Elise mastered pitting one parent against the other very early on, so most everything that leaves her pretty little lips has to be cross-checked between her dad and me. She’s too smart for her own good and at times, her eight-year-old logic trumps my well-thought reasoning, without question. 


All 36 pounds of Jack is spitfire, comedian and aspiring policeman. He’s hyper and spirited and knows how to drop a swear word in the proper context just when I least expect it. He’s almost always in some form of uniform, complete with duty belt and toy gun. When I’m too tired to argue, he even wears this to bed. Choose your battles and all that.


And sweet Tyler, my lunchbox baby, just wants to nurse and take it all in. While I share Elise and Jack 50/50 with their dad, I get Tyler all to myself, courtesy of an ugly mistress whose name is Addiction.

My Ty

Sure, I had resentment. At first. I was on my own trying to figure it all out. Then I learned how to cut-in with a paint brush and use power tools and mow grass (even though Jack had to show me where the gas cap was) and maintain an in-ground pool and juggle bills and schedules and doctor’s appointments.

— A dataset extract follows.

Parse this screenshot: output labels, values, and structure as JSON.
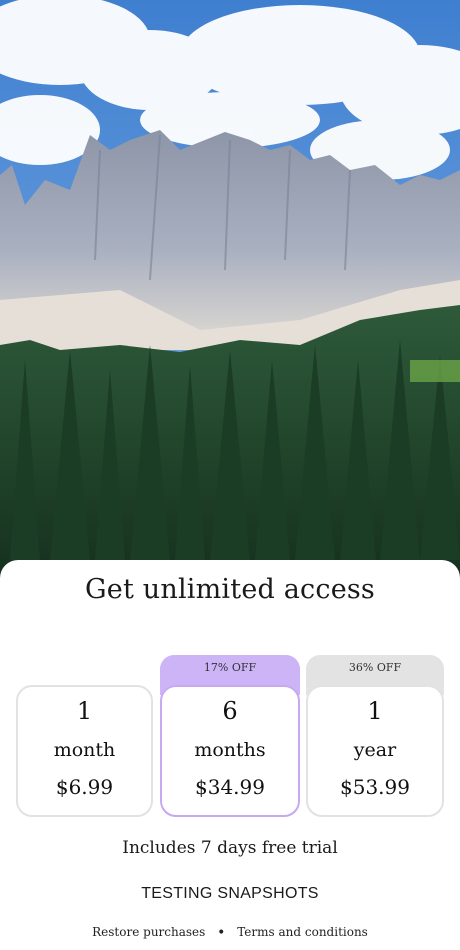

I also learned what an overwhelming responsibility it is to care for three kids and a house. Oh, and a dog…and we can’t forget the guinea pig. I spent a lot of guilty time worrying if I was keeping the kids happy enough. I already felt at least half responsible for landing them in a broken home. They didn’t ask for that. Was there enough of me left after working full-time and doing all these things to keep us going?

That worry was misplaced, though. It’s not about happiness. It’s about wholeness. If I do the work of motherhood correctly, my kids won’t always be happy. Happiness is a side effect of wholeness. So is anger and disappointment. So, the question becomes: is what I’m doing making them whole? And, I think it is.

I forget what it’s like to be little. I forgot what it’s like to see every little thing for the first time and what it’s like to get excited for Christmas and winning a goldfish at the fair. So, I remind myself to get down to their level, to acknowledge their fears without dismissing them. It’s up to me to try to teach them the right time and way to clean messes, disagree, apologize, make chocolate milk, paint fingernails, tie shoes.

My parents deserve to be canonized as saints. They help whenever and wherever they can. So do my friends and co-workers. They’re my village. There aren’t enough jewels in the world for their crowns.

It took a lot for me to start writing again. Then I thought about who I would be if I didn’t show Elise, Jack and Tyler that it’s ok to chase after the things they enjoy, that it’s ok to try things that seem too big and see where they take them and that in order to grow and change, they have to dive in and start because the time will never be just right.

I hope you keep reading. I hope my words hit you somewhere and stick. We’ve only just begun.